Dallas officer who also fired shot during 2017 incident testifies in defense of ex-cop accused in woman’s death

A Dallas police officer who also fired a shot during a 2017 police shooting, but was not charged, testified in the defense of his former colleague.

Christopher Hess is on trial for aggravated assault after firing 12 shots at the car Genevieve Dawes was in, killing her.

Sr. Corporal Jason Kimpel, who fired once but did not strike Dawes, was not charged.

On Thursday, he testified Dawes was driving erratically.

The third day of Hess’ trial began with the state resting its case after putting on only a handful of witnesses.

As the defense began to tell its side of the story, the most notable witness so far has been the officer who was riding with Hess when they responded to the suspicious persons call.

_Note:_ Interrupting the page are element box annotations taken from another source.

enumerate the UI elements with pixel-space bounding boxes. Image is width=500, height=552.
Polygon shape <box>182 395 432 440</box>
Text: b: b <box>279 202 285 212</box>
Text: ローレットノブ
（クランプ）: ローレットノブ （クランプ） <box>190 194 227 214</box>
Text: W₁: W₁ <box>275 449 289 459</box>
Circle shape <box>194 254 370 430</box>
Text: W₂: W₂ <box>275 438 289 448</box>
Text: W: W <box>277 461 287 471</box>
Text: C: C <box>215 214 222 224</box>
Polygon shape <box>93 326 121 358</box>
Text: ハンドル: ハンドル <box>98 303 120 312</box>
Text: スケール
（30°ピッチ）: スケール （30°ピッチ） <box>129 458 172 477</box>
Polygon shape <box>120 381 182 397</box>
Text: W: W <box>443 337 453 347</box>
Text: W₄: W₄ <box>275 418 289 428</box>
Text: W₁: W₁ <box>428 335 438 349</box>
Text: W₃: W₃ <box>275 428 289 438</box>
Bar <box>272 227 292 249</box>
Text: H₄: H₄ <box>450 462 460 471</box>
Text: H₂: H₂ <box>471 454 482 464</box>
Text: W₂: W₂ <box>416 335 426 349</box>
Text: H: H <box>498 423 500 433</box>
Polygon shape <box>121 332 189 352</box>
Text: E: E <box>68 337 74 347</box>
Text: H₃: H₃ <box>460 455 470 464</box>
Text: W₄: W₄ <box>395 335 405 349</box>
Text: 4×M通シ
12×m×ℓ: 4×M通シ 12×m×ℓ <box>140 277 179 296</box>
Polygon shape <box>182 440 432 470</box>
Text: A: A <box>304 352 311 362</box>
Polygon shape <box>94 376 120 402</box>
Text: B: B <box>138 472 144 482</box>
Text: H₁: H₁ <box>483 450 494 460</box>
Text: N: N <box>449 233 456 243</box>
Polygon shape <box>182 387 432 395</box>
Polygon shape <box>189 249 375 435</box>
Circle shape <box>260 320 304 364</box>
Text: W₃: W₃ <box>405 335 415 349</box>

“The car is moving around aggressively, in my opinion. We have no way of knowing what’s going to happen,” Kimpel testified.

Kimpel’s body camera video back on January 18, 2017, showed him and former officer Hess responded to a suspicious vehicle call at an Old East Dallas apartment complex.

They were among six officers who showed up.

Inside the SUV, 21-year-old Dawes was behind the wheel, along with her common-law husband, who was not shot but sustained injuries.

Police approached the SUV, and commands go ignored.

Dawes then tried to get away in the SUV, reversing as Hess and Kimpel open fire.

[ATTORNEY: “Why did you fire your weapon?”] “I was concerned Hawkins was still behind the vehicle,” Kimpel testified.

Hess fired five of his 12 shots as Kimpel fired one round, which didn’t hit anyone.

[ATTORNEY: “Why did you stop?”] “After I pulled the trigger, I noticed Hess right in front of me. I don’t know the numbers. all I saw was Hess’ back,” Kimpel said.

[ATTORNEY: “If he had not been in front of you, would you have continued firing?”] “Until the threat was stopped, yes,” Kimpel testified.

Hess’ attorneys argue his use of deadly force was reasonable, as he believed a fellow officer was still behind the reversing SUV.

But prosecutors said Dawes was reversing slowly, with no officers behind her and no lives in danger.

Prosecutors have previously pointed out DPD policy prohibits officers from firing on moving vehicles unless there’s imminent threat of serious bodily injury or death.

Kimpel also had to answer questions during cross examination.

[ATTORNEY: So you were well out of the way of the vehicle at the point in time that the defendant started to use deadly force on the vehicle. Is that accurate?”] “Yes, sir,” Kimpel answered.

[ATTORNEY: “Did you have to dive out of the path of the vehicle?”] “No, sir,” Kimpel said.

[ATTORNEY: “Did you have to jump out of the path of the vehicle?] “No, sir,” Kimpel responded.

[ATTORNEY: “Did you have to run out of the path of the vehicle?] “No, sir,” Kimpel said.

Dawes’ family is also suing both officers and the city of Dallas, alleging excessive force. The lawsuit argues poor training, a lack of supervision and a lack of discipline were at the root of the shooting.

The city filed a motion asking that it be dismissed from the lawsuit. Officer Kimpel’s attorneys did the same but a judge rejected their requests.